BACKGROUND: It is unclear whether Vitamin D is efficacious as a host-directed therapy (HDT) for patients of tuberculosis (TB). We investigated pulmonary delivery of the active metabolite of Vitamin D3, i.e., 1, 25-dihydroxy vitamin D3 (calcitriol) in a mouse model of infection with Mycobacterium tuberculosis (Mtb). METHODS: We optimized a spray drying process to prepare a dry powder inhalation (DPI) of calcitriol using a Quality by Design (QbD) approach. We then compared outcomes when Mtb-infected mice were treated with inhaled calcitriol at 5 ng/kg as a stand-alone intervention versus DPI as adjunct to standard oral anti-tuberculosis therapy (ATT). RESULTS: The DPI with or without concomitant ATT markedly improved the morphology of the lungs and mitigated histopathology in both the lungs and the spleens.
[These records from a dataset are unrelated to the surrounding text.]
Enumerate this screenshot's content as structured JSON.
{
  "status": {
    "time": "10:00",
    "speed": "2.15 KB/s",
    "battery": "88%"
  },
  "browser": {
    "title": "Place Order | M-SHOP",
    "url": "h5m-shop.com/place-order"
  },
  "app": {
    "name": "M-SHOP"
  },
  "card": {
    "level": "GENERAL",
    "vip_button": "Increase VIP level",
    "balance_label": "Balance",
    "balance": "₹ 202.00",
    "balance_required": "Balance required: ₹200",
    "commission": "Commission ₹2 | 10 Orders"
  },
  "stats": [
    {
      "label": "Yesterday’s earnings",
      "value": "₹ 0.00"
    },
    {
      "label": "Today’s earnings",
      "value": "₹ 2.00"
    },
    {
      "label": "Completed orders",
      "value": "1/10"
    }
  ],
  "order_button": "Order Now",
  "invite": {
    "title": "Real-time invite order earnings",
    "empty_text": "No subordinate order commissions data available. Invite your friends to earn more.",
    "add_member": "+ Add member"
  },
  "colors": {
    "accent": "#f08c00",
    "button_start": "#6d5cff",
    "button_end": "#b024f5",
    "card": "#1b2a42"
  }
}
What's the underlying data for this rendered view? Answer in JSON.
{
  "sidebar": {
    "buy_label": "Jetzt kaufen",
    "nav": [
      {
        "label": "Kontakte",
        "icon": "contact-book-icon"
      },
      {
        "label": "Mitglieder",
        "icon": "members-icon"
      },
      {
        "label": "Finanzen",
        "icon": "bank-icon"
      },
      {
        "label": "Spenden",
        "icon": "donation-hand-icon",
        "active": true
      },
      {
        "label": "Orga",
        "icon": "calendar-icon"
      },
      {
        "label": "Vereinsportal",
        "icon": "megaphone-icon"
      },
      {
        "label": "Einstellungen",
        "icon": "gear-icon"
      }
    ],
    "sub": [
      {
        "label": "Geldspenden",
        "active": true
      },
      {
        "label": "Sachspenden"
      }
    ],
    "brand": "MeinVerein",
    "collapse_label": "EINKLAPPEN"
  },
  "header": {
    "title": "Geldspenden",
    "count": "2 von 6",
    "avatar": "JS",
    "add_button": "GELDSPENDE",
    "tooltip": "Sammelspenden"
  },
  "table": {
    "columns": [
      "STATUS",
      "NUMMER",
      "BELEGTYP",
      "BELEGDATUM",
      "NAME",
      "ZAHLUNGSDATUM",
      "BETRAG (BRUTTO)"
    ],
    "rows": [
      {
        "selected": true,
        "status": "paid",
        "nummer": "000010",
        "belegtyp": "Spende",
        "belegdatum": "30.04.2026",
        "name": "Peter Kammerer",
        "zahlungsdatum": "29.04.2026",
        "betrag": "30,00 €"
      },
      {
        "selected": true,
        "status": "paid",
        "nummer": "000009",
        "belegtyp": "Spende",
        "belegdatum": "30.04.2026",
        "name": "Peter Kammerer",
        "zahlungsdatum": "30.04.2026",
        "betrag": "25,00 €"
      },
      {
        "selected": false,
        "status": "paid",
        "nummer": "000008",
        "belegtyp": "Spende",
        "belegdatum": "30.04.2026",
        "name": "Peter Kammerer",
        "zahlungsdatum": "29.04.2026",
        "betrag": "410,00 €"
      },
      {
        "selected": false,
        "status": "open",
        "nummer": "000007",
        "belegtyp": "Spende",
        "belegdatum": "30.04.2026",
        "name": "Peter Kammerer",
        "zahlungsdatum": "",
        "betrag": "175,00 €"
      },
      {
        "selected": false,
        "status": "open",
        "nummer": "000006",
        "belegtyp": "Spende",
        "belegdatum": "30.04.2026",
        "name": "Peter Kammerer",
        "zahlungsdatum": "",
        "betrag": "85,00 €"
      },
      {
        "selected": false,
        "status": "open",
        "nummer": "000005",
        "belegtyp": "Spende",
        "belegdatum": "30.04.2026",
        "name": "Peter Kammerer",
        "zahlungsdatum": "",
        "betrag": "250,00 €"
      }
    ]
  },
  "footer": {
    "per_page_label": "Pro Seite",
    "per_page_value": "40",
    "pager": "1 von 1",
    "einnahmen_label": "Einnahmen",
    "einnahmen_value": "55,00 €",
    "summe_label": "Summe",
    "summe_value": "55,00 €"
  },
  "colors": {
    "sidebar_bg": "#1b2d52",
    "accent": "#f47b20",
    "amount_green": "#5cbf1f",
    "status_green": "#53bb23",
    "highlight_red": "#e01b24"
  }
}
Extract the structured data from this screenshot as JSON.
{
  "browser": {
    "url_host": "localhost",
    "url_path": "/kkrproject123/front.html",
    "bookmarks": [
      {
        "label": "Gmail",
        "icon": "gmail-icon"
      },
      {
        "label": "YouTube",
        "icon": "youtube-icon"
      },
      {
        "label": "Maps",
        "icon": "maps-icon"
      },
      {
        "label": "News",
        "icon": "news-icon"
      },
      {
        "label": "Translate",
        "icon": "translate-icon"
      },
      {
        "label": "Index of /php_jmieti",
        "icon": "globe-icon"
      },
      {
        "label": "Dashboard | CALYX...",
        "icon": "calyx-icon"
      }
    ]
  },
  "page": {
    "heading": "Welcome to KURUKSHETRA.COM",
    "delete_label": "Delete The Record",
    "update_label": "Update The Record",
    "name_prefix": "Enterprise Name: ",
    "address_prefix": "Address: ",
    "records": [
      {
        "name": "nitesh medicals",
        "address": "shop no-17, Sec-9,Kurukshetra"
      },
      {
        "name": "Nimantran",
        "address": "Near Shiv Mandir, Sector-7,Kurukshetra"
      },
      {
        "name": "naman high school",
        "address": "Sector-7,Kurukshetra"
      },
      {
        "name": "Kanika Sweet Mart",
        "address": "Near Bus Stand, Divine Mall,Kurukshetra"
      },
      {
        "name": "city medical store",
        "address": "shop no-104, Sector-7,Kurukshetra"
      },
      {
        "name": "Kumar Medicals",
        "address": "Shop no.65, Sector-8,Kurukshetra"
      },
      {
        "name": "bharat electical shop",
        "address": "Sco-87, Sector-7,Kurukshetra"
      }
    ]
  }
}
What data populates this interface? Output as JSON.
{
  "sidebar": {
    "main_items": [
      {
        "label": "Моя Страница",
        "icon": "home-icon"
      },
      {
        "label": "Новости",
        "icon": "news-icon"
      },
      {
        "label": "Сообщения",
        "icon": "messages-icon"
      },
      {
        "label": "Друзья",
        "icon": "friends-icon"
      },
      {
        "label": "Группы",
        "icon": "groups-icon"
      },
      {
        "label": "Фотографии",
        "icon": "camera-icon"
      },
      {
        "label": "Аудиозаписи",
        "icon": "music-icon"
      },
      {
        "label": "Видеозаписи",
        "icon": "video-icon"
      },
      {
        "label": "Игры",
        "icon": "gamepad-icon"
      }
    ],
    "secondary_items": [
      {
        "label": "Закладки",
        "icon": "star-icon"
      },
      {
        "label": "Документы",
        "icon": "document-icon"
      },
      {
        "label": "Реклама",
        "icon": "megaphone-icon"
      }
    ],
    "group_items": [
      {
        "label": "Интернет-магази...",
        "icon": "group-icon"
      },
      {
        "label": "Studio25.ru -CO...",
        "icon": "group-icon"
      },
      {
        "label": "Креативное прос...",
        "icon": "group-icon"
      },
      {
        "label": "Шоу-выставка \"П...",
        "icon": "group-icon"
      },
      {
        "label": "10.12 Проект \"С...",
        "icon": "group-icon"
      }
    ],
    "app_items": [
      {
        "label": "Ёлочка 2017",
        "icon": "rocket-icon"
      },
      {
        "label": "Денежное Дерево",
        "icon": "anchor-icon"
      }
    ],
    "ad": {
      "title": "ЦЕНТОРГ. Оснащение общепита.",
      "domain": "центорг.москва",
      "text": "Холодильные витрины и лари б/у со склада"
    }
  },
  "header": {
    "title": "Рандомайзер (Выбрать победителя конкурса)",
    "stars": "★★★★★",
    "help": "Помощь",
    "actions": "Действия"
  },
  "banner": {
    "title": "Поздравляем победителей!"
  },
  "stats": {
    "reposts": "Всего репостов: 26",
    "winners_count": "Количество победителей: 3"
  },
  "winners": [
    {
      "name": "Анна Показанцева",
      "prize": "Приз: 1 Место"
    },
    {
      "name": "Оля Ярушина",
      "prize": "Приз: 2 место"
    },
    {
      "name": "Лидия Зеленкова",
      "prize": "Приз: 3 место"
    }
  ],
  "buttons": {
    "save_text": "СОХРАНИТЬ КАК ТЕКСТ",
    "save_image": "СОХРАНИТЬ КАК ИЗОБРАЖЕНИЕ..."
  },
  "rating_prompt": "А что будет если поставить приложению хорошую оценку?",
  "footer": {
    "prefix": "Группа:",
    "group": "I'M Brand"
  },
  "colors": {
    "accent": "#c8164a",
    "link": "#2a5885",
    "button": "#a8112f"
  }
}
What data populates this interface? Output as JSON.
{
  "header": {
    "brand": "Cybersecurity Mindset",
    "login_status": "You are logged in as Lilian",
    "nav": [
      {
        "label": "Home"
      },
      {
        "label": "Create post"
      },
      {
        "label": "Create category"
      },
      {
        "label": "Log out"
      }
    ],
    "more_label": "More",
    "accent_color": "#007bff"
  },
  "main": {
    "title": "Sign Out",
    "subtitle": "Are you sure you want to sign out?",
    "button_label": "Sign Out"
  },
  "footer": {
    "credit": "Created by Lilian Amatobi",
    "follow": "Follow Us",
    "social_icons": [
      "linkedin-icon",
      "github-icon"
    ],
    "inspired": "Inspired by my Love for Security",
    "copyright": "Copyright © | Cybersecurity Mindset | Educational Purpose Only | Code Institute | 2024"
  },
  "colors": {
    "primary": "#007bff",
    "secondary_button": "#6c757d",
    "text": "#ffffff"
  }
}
The number of nodular lesions on the lung surface decreased from 43.7 ± 3.1 to 22.5 ± 3.9 with the DPI alone and to 9.8 ± 2.5 with DPI + ATT. However, no statistically significant induction of host antimicrobial peptide cathelicidin or reduction in bacterial burden was seen with the DPI alone. DPI + ATT did not significantly reduce the bacterial burden in the lungs compared to ATT alone. CONCLUSIONS: We concluded that HDT using the low dose calcitriol DPI contributed markedly to mitigation of pathology, but higher dose may be required to evoke significant induction of bactericidal host response and bactericidal activity in the lung.